Imparare a Competere, la Scuola alla Prova delle Meritocrazia

Si discute dell’importanza del latino, di quali siano le materie prioritatie, di come incentivare gli insegnanti, di come monitorarne le performance, di come dare più autonomia agli enti scolastici.

Eppure, tra le tante cose da rivoluzionare, oltre alla meritocrazia, al collegamento tra sistema educativo e mercato del lavoro e al sistema di incentivi agli insegnanti, sembra che nel dibattito ci si stia totalmente dimenticando di una questione fondamentale: il metodo didattico.

Possiamo studiare più informatica, insegnare meglio l’inglese, fare più o meno latino o matematica, ma la scuola deve essere scuola di vita e così com’è oggi trascura la necessità di apprendere e confrontarsi con due realtà totalmente opposte che, qualsiasi lavoro si vada a fare, dalla medicina alla matematica, un cittadino prima che un lavoratore deve saper affrontare: la collaborazione e la competizione.

Se da una parte saper collaborare è fondamentale per ovvi motivi, dai rapporti familiari alla responsabilità civile (cosa sullla quale c’è molto da lavorare), saper competere è una capacità che in Italia consideriamo quasi negativa.

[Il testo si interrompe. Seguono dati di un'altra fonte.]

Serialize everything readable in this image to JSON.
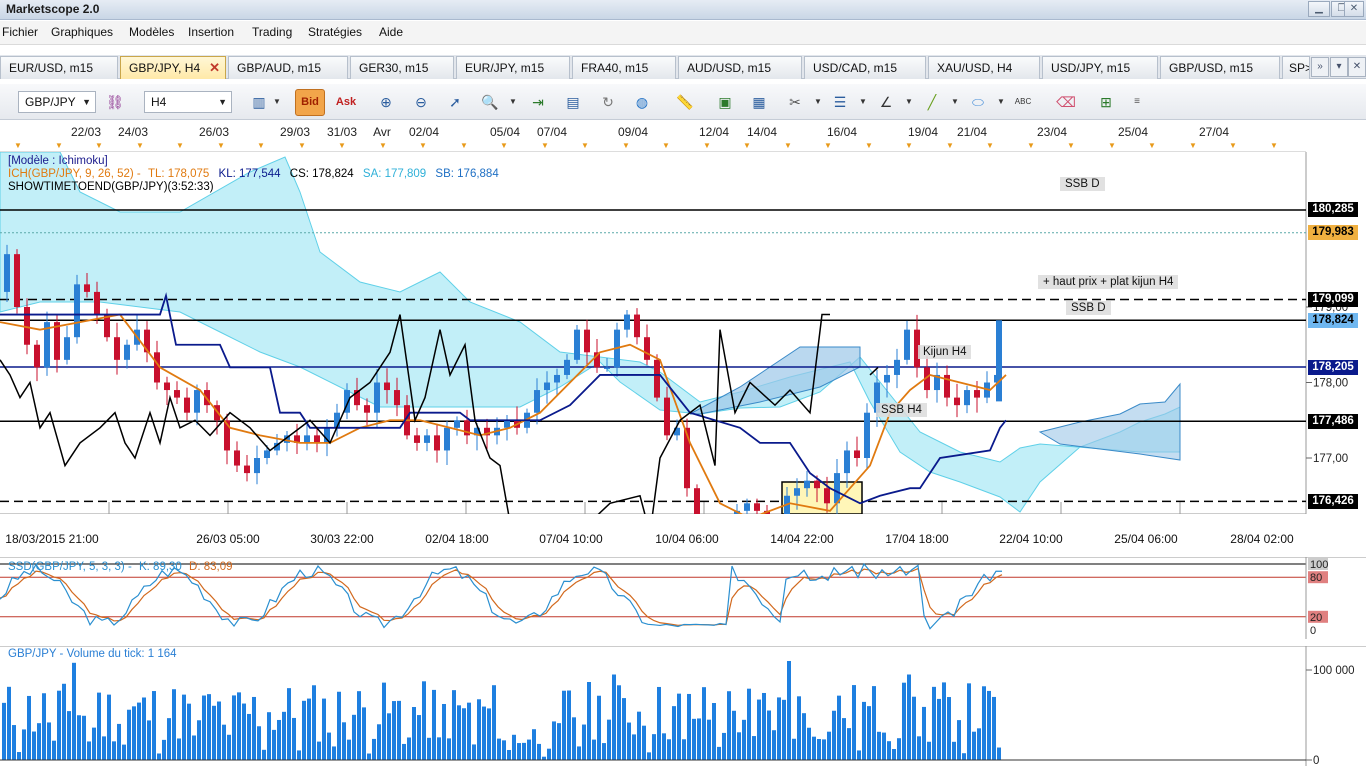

Quando si parla di competizione, del mettersi a confronto, si ha in questo Paese un’idea malsana e sbagliata di riferimento a una sorta di battaglia quasi antropologica in cui il debole perisce miseramente a discapito del concetto di pari opportunità. É come se quando si parli di competere o di dare un incentivo basato sui risultati, si stia in qualche modo minando il diritto dei meno fortunati a poter avere un futuro dignitoso.